GFP Hull Classifications:
GlobalFirepower.com (GFP) takes a rather conventional approach to hull classifications regarding per-country naval assets. Below are descriptions of each type considered:
These are either conventional- or nuclear-powered forms showcasing an expansive flight deck with hangar elevators for access. This surface is used for the launching and retrieval of fixed-wing aircraft (as a primary function) and rotorcraft (as a secondary function). In modern navies, Aircraft Carriers represent the flagship of the fleet, making them vital assets. Only a few select nations maintain an aircraft carrier as part of their surface fleet.
The Helicopter Carrier primarily supports rotorcraft and may offer facilities for the operation of Vertical Take-Off and Landing (VTOL) fixed-wing aircraft such as the F-35 and AV-8B 'jump jets'. These vessels are typically dimensionally smaller when compared to their Aircraft Carrier brethren. Provision for operating UAVs may also be seen in these vessel types.
Destroyers are the largest named, non-carrier ship type in modern fleets (not including Cruisers which are used by only a few powers). They are powerful, multi-mission oriented hulls with a broad array of sensors, processing systems, and weaponry and can support one or more rotorcraft from their included flight deck. Some forms are mission-specific, focusing on airspace deterrence or submarine hunting as primary roles.
Frigates are the economical answer to the Destroyer, given roughly the same Blue Water / deep water capabilities and broad weapons / mission set. Similarly, they can support rotorcraft and operate independently or as part of the main fighting fleet. Their hull design bridges the gap between the dimensionally larger Destroyer and the smaller Corvette.
Corvettes typically represent the 'smallest' named vessels of the fleet.

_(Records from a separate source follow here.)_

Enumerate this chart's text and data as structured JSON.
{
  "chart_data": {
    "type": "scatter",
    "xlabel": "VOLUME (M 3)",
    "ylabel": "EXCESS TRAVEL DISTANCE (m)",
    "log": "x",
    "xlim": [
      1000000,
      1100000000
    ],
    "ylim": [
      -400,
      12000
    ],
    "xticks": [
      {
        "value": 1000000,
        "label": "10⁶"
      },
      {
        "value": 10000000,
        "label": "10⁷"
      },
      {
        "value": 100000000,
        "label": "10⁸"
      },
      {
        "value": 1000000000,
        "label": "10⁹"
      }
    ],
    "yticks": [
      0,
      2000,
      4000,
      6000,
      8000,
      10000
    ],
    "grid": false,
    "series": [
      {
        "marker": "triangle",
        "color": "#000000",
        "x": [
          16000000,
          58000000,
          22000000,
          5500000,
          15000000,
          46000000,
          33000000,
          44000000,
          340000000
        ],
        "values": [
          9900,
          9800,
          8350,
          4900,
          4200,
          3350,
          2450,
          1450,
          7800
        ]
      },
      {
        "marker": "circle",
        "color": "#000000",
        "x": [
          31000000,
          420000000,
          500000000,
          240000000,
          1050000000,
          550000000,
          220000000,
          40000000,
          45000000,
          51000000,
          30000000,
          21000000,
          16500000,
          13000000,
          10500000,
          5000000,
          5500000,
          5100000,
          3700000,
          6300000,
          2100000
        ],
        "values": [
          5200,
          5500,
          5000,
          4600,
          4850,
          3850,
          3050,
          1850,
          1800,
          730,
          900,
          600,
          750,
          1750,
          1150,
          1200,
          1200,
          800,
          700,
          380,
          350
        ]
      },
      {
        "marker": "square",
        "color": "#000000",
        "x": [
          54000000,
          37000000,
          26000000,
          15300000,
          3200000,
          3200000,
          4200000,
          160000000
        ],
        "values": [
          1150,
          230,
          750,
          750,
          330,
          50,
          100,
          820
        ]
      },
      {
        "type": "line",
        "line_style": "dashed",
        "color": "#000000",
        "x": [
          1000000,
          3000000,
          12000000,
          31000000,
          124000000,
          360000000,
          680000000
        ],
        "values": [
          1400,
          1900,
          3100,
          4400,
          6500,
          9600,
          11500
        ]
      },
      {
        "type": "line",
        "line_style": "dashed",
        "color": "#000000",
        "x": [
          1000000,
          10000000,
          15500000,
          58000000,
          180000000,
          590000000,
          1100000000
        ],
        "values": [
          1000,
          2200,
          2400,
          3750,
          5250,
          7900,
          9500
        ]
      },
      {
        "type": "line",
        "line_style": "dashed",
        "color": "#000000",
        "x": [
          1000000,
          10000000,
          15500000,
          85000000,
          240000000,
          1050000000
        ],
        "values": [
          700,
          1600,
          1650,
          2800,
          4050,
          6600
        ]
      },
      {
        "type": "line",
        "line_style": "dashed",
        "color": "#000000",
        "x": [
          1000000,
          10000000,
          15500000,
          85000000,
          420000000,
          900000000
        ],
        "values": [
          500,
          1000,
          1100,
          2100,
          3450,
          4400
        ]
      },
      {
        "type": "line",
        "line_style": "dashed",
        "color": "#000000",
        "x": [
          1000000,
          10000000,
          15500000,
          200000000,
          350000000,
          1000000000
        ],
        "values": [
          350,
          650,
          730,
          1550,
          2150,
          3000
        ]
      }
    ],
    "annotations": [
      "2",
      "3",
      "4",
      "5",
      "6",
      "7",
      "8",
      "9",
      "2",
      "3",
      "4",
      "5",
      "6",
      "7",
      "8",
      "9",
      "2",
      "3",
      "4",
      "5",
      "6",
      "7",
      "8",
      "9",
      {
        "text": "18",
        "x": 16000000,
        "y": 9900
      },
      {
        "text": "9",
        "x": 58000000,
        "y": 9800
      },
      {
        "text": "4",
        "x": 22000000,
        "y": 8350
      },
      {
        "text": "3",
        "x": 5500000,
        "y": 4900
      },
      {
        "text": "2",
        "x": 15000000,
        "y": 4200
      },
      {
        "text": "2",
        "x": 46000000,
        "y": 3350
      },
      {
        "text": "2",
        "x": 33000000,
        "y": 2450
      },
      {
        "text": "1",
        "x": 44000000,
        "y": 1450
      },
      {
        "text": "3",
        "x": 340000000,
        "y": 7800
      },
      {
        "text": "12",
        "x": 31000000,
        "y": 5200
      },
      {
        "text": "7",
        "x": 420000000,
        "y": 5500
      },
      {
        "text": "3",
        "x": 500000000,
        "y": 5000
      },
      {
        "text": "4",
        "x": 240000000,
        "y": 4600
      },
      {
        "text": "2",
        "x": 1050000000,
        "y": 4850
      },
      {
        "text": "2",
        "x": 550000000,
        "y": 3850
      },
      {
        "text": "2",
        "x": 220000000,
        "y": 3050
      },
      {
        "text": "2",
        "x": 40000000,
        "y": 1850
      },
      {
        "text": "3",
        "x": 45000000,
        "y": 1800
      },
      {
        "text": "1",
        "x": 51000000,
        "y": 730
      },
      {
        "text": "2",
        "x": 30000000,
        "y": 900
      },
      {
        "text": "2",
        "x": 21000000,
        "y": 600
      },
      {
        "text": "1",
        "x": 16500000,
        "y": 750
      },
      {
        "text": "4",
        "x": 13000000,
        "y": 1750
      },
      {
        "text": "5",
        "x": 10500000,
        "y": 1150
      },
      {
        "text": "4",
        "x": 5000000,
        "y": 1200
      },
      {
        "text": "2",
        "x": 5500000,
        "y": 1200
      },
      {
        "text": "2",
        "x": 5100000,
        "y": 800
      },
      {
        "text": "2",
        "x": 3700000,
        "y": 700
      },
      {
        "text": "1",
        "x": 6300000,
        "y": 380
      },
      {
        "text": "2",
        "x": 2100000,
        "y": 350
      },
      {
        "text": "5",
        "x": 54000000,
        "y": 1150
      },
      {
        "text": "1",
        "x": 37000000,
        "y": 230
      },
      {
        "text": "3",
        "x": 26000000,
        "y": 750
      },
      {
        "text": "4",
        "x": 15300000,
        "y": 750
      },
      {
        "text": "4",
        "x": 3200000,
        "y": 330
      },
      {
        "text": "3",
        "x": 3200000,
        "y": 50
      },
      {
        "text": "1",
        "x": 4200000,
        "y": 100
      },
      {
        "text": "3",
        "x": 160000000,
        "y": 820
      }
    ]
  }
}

These are relatively compact hulls capable of operating in Blue Water environments as well as close-to-shore depending on draught depth. Corvettes can prove to be an economical measure for specific powers finding Frigate types out-of-scope and can also serve well those nations showcasing long-running coastlines.
Conventionally- (diesel-electric) and nuclear-powered submersible hull designs are grouped together in the GFP analysis. Additionally, there is no distinction made between dedicated-attack, ballistic missile, and nuclear-attack types. Compact 'midget' submarines are also included as they still form portions of some fleets (as is the case for North Korea and Iran).
The Patrol Vessel category is purposely broad and includes Offshore Patrol Vessel (OPV) types as well as gunboats, missile boats, fast-attack craft, and - in some cases - riverine assets. These boats are given shallow draughts for their specific operating environments and will typically serve as deterrent and enforcement assets in the grand scheme of the surface fleet.
Mine Warfare and Mine / Countermine assets are a generally overlooked portion of any surface fleet but prove just as critical as other designs particularly in times of war where their capabilities allow for denial of strategic waterways or participation in 'siege tactics' against harbors and ports. The GFP analysis reflects their importance in modern naval warfare.